Its slogan, Remember the dead – Fight for the living, is derived from a quote attributed to early labor organizer Mary Harris “Mother" Jones, who famously said: “Pray for the dead, and fight like hell for the living.” The diminutive yet ferocious Jones did, in fact, “fight like hell” for workers – especially coal miners – and her battles with powerful corporate titans and political figures got her repeatedly arrested and jailed.
The AFL-CIO founded Workers Memorial Day in 1970 – the same year the Occupational Safety and Health Act was passed by the U.S. Congress. Organizations in other countries followed suit, sometimes with different names. April 28, for instance, is recognized by the International Labour Organisation (ILO) and the International Trade Union Confederation (ITUC) as International Workers' Memorial Day. The UN recognizes April 28 as World Day for Safety and Health at Work.
Along with the U.S. and the UK, Workers' Memorial Day is recognized as a national day in: Australia, Argentina, Belgium, Bermuda, Brazil, Canada, Dominican Republic, Gibraltar, Ireland, Luxembourg, Panama, Peru, Portugal, Spain, Thailand, Taiwan. Trade unions in other countries including Benin, Czech Republic, Finland, Hungary, Malta, Nepal, New Zealand, Romania and Singapore are lobbying their governments for recognition of the day as well.

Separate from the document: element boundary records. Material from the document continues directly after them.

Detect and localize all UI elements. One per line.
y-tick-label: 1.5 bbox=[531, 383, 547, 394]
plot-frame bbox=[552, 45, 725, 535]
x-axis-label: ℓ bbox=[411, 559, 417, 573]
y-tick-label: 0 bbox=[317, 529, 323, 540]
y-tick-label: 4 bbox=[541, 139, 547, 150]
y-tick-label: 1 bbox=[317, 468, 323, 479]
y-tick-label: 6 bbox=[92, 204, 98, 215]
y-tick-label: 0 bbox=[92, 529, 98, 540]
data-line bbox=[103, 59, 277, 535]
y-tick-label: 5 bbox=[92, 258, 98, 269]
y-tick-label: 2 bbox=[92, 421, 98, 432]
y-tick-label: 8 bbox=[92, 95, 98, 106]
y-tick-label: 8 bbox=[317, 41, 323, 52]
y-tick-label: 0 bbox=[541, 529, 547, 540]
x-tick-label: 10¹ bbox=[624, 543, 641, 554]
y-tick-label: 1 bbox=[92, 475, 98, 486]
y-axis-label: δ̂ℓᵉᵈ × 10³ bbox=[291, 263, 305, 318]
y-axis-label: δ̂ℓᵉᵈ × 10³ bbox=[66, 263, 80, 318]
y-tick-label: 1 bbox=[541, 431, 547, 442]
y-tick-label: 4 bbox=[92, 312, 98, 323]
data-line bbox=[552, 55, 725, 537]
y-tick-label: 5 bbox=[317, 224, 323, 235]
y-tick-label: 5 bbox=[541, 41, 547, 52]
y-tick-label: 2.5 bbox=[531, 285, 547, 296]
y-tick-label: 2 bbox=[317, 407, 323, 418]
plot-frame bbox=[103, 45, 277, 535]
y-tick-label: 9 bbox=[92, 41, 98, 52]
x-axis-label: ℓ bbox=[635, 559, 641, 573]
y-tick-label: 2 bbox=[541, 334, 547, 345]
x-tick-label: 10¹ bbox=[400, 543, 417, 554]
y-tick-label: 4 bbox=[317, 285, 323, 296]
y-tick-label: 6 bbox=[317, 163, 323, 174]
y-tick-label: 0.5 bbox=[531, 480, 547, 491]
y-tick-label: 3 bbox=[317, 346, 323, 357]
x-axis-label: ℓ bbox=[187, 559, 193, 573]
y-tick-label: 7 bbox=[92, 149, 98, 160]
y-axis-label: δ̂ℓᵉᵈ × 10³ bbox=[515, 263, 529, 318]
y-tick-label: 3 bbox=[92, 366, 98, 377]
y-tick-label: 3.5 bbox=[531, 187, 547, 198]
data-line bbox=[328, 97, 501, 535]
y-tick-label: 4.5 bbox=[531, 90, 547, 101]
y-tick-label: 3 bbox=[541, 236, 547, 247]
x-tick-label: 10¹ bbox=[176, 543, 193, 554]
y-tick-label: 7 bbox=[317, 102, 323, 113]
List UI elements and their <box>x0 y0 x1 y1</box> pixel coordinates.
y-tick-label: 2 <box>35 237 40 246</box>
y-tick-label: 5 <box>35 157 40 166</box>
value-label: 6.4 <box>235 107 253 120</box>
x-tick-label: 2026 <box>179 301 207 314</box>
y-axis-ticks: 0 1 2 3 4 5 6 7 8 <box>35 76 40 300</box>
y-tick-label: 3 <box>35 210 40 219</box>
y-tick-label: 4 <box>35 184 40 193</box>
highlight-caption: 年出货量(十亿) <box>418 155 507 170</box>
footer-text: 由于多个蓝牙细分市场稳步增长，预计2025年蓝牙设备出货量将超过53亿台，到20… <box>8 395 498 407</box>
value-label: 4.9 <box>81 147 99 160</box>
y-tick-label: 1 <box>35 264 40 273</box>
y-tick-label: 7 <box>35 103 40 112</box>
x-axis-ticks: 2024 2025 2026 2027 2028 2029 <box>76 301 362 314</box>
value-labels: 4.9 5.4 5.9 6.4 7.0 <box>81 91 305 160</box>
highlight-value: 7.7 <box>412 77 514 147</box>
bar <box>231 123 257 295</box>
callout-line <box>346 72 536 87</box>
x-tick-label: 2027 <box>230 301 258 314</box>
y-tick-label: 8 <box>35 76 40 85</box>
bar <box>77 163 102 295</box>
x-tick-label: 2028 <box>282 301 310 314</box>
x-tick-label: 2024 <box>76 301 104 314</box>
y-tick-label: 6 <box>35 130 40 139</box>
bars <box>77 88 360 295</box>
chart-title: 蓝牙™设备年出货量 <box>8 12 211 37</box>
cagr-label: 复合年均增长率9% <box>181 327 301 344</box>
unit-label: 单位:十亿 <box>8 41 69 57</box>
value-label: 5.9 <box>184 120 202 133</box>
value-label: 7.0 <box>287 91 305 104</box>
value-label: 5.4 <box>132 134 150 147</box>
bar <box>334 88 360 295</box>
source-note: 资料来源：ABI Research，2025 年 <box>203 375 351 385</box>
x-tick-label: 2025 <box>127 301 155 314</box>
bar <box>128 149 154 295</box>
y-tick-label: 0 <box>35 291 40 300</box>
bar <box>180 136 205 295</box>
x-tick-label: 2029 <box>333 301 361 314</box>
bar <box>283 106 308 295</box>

Workers' Memorial Day events are held throughout the world and include candlelight ceremonies, the reading of names of the deceased, stage plays about the labor movement, workplace safety awareness events, speeches by public officials, religious services, the laying of wreaths, the unveiling of monuments, balloon releases and setting out empty shoes to symbolize those who have died at work.